The Red Wings story was made even better by their likable leader. By now, everybody knows the story of Stevie Y: drafted 4th overall in 1984 when the Red Wings missed on Pat Lafontaine. Named as the NHL’s then-youngest captain in 1987. Scored 155 points, a total exceeded only by Wayne Gretzky and Mario Lemieux, in 1989. After being coached by Scotty Bowman starting in 1993, learned to play defense and became a fine two-way forward. He waited 13 years to taste his first Stanley Cup championship in 1997, but eventually became the NHL’s first three-time Cup captain since Wayne Gretzky. By the end of his career, Yzerman was not only the longest-serving captain in North American sports history, but was widely considered to be one of the greatest hockey captains of all-time.
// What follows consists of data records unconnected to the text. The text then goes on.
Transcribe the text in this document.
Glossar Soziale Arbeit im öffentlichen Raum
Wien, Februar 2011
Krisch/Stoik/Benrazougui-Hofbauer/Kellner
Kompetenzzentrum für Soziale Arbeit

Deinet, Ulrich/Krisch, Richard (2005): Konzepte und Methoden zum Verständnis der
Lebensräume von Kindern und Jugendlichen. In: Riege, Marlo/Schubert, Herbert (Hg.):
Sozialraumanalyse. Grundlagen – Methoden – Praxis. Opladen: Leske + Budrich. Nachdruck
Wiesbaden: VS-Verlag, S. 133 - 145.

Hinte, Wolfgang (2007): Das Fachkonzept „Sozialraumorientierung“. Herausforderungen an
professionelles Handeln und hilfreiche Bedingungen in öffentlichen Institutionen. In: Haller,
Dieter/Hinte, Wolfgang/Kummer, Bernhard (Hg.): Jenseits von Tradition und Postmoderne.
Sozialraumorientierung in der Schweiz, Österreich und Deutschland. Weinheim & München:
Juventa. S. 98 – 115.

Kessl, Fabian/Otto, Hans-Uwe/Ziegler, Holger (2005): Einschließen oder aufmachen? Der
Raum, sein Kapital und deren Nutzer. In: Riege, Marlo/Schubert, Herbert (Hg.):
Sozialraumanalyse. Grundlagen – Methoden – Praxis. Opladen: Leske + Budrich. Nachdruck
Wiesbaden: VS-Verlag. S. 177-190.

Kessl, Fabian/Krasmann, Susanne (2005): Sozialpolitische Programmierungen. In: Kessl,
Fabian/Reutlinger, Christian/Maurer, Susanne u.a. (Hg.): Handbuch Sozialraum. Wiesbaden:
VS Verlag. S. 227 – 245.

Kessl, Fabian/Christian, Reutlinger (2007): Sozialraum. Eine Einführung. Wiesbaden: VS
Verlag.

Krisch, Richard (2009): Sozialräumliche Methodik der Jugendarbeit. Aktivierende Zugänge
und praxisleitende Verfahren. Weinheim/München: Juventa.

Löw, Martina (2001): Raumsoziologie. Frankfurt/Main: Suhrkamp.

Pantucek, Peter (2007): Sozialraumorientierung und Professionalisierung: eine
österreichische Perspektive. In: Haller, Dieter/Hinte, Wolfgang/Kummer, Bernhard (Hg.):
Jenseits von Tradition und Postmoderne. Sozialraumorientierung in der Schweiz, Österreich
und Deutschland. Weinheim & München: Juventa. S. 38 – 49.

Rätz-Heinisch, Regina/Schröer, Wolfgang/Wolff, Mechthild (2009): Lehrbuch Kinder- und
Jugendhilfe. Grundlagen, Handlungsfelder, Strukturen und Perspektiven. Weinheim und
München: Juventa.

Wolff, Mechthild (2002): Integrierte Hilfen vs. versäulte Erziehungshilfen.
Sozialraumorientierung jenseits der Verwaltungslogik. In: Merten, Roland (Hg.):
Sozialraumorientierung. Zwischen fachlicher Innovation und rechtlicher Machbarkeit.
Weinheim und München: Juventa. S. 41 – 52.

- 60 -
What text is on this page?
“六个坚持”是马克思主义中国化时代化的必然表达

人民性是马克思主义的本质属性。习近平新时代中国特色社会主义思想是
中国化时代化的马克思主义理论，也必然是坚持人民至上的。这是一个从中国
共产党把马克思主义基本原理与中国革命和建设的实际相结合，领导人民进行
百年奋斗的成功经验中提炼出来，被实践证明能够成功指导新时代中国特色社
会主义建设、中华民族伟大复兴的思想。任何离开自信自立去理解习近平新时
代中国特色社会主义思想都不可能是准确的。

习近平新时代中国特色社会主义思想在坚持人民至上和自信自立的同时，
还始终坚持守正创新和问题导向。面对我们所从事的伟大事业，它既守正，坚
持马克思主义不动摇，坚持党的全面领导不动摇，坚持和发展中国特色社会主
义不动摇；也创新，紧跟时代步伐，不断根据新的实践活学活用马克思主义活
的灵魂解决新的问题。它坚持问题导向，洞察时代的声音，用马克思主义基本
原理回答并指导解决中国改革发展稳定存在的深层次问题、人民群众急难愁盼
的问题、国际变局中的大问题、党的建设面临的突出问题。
Yet the story of the Wings is far more than the story of Yzerman. The Wings only became great once the addition of Sergei Fedorov gave them, in effect, two #1 centers. Brendan Shanahan turned out to be the missing ingredient, and a trade for him in October 1996 yielded a Cup less than 8 months later. Goaltender Chris Osgood went from goat to hero to goat to hero, widely blamed for many of the playoff flops, but was the #1 goalie for the 1998 and 2008 Cup runs (and the 2009 run to the Final). Pavel Datsyuk and Henrik Zetterberg started as youngsters with Brett Hull as “Two kids and an old goat” in 2001, but were the leaders of the team within a few years.
It’s no coincidence, however, that I chose to start the Wings dynasty in 1991, because that was the first season of one of the greatest defensemen in NHL history. While elaborating on Lidstrom’s greatness would require another article unto itself, suffice it to say that he has played each one of the last 17 seasons for the Red Wings, was one of the team’s best players for most of them, and was the consensus choice to replace Yzerman as captain when the latter retired. As befits the player named by the Hockey News as “Best European-trained player ever in the NHL”, he was also the first European-trained captain to lead his team to the Stanley Cup, and has been the linchpin of the Red Wings dynasty more so than anyone else.
Tom Awad is an author of Hockey Prospectus.